Ishiharella dentidensa Yu & Yang, sp. nov.

(Figs 1–9, 44–45)

Type material. Holotype: 1 ♂, P. R. China, Mengyang, Yunnan Province, 28 July 2013, coll. Zhihua Fan; 1 ♂, P. R. China, Mt. Leigong, Guizhou Province, 10 July 2011, Zhimin Chang trap (all IEGU).

Length: ♂ 4.14–4.32mm.

Crown orange, with pair of longitudinal pigmented depressions and a yellowish patch. Eyes black; ocelli gray (Fig. 44). Face yellowish, anteclypeus apically black (Fig. 45). Pronotum posteriorly with median triangular black patch (Fig. 44).Scutellum pale orange, scutoscutellar sulcus brownish (Fig. 44). Forewing light brown; hind wing hyaline (Fig. 44). Legs yellowish (Fig. 45).

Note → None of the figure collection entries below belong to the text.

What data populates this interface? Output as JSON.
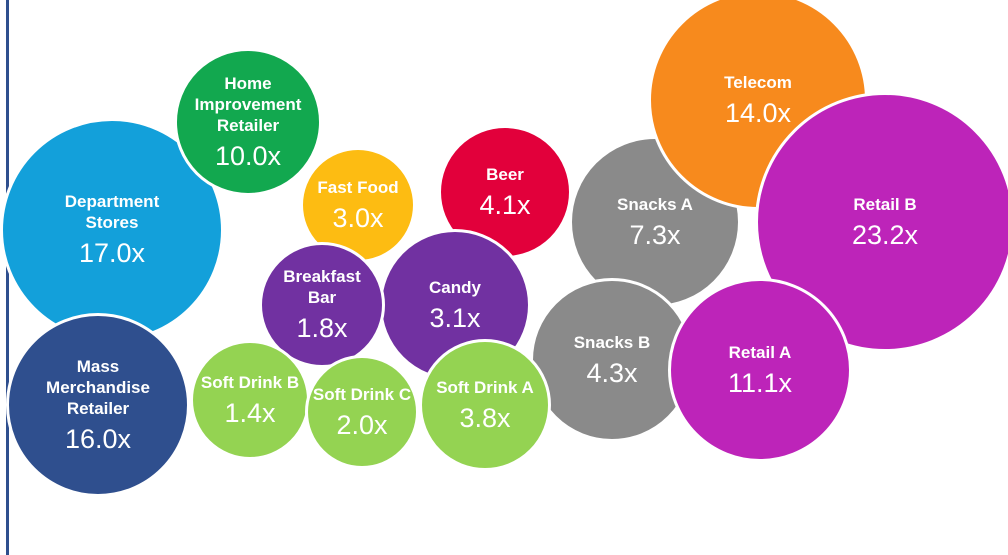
{
  "bubbles": [
    {
      "label": "Department Stores",
      "value": "17.0x",
      "color": "#13a0da"
    },
    {
      "label": "Mass Merchandise Retailer",
      "value": "16.0x",
      "color": "#2f4f8e"
    },
    {
      "label": "Home Improvement Retailer",
      "value": "10.0x",
      "color": "#12a84f"
    },
    {
      "label": "Fast Food",
      "value": "3.0x",
      "color": "#fdbc12"
    },
    {
      "label": "Snacks A",
      "value": "7.3x",
      "color": "#8a8a8a"
    },
    {
      "label": "Beer",
      "value": "4.1x",
      "color": "#e2003b"
    },
    {
      "label": "Telecom",
      "value": "14.0x",
      "color": "#f78a1d"
    },
    {
      "label": "Retail B",
      "value": "23.2x",
      "color": "#bd24b9"
    },
    {
      "label": "Candy",
      "value": "3.1x",
      "color": "#7131a1"
    },
    {
      "label": "Breakfast Bar",
      "value": "1.8x",
      "color": "#7131a1"
    },
    {
      "label": "Snacks B",
      "value": "4.3x",
      "color": "#8a8a8a"
    },
    {
      "label": "Retail A",
      "value": "11.1x",
      "color": "#bd24b9"
    },
    {
      "label": "Soft Drink B",
      "value": "1.4x",
      "color": "#94d352"
    },
    {
      "label": "Soft Drink C",
      "value": "2.0x",
      "color": "#94d352"
    },
    {
      "label": "Soft Drink A",
      "value": "3.8x",
      "color": "#94d352"
    }
  ]
}
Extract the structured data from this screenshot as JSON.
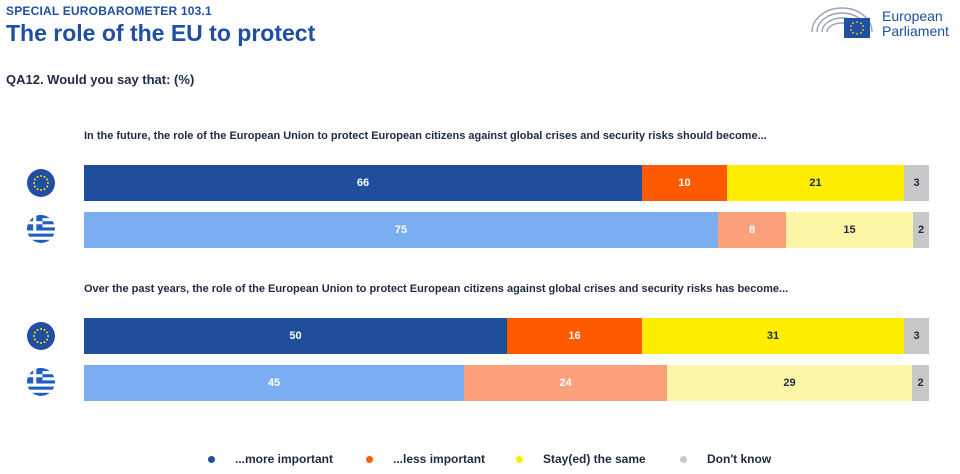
{
  "header": {
    "kicker": "SPECIAL EUROBAROMETER 103.1",
    "title": "The role of the EU to protect",
    "question": "QA12. Would you say that: (%)"
  },
  "logo": {
    "line1": "European",
    "line2": "Parliament",
    "icon": "parliament-hemicycle-icon"
  },
  "colors": {
    "eu_more": "#1f4e9d",
    "eu_less": "#ff5a00",
    "eu_same": "#ffee00",
    "gr_more": "#7aaef0",
    "gr_less": "#fba07a",
    "gr_same": "#fdf6a6",
    "dontknow": "#c8c8c8"
  },
  "legend": [
    {
      "label": "...more important",
      "color": "#1f4e9d"
    },
    {
      "label": "...less important",
      "color": "#ff5a00"
    },
    {
      "label": "Stay(ed) the same",
      "color": "#ffee00"
    },
    {
      "label": "Don't know",
      "color": "#c8c8c8"
    }
  ],
  "chart_data": {
    "type": "bar",
    "orientation": "horizontal-stacked-100",
    "categories": [
      "...more important",
      "...less important",
      "Stay(ed) the same",
      "Don't know"
    ],
    "groups": [
      {
        "question": "In the future, the role of the European Union to protect European citizens against global crises and security risks should become...",
        "rows": [
          {
            "flag": "eu-flag-icon",
            "values": [
              66,
              10,
              21,
              3
            ]
          },
          {
            "flag": "greece-flag-icon",
            "values": [
              75,
              8,
              15,
              2
            ]
          }
        ]
      },
      {
        "question": "Over the past years, the role of the European Union to protect European citizens against global crises and security risks has become...",
        "rows": [
          {
            "flag": "eu-flag-icon",
            "values": [
              50,
              16,
              31,
              3
            ]
          },
          {
            "flag": "greece-flag-icon",
            "values": [
              45,
              24,
              29,
              2
            ]
          }
        ]
      }
    ]
  }
}
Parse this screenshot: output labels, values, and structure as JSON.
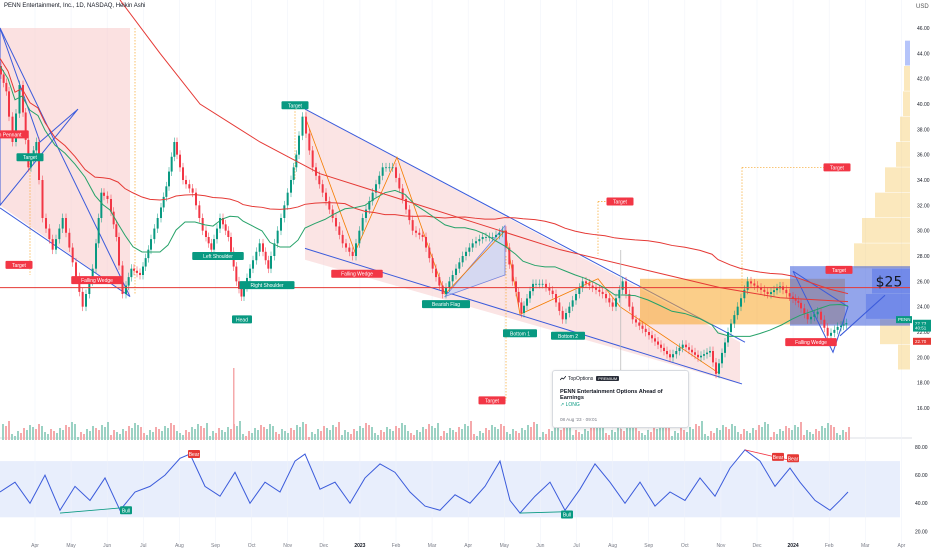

Male ventral abdominal apodemes reaching posterior margin of segment 3 (Fig. 1). Male pygofer with anterior margin involuted, bearing few setae, ventral margin sinuate, dorsal margin straight; dorsal bridge short (Figs 3, 4). Subgenital plates surpassing pygofer in lateral view, fused in basal 1/3, bearing 10 macrosetae in one row and ca. 42 microsetae in 3–4 rows, width of base nearly equal to width subapically (Fig. 2). Paramere sinuate, subapically broad then narrowing to acute apex, with dorsal process on the swollen subapical part and ventral process near midlength of apophysis (Figs 5, 6). Aedeagus with shaft short, broad, ovoid, strongly laterally compressed, with slender basal apophysis, slightly asymmetrical, branched near apex with branches slightly divergent and with numerous denticuli near apex (Figs 7, 8). Anal tube process sinuate in ventral view, weakly developed (Fig. 9).

Etymology. The new species name is derived from the combination of “denti-”and“densus”, refering to densely denticulate apex of the aedeagal processes.

Remarks. The new species is similar to I. iochoui Dworakowska, 1982 in having a branched aedeagal process (Figs 7, 8) but differs in having many denticuli on the apex of each branch (Figs 7, 8), the paramere with two processes and the apex unbranched and subapically swollen (Figs 5, 6), and the anal tube process sinuate in ventral view (Fig. 9).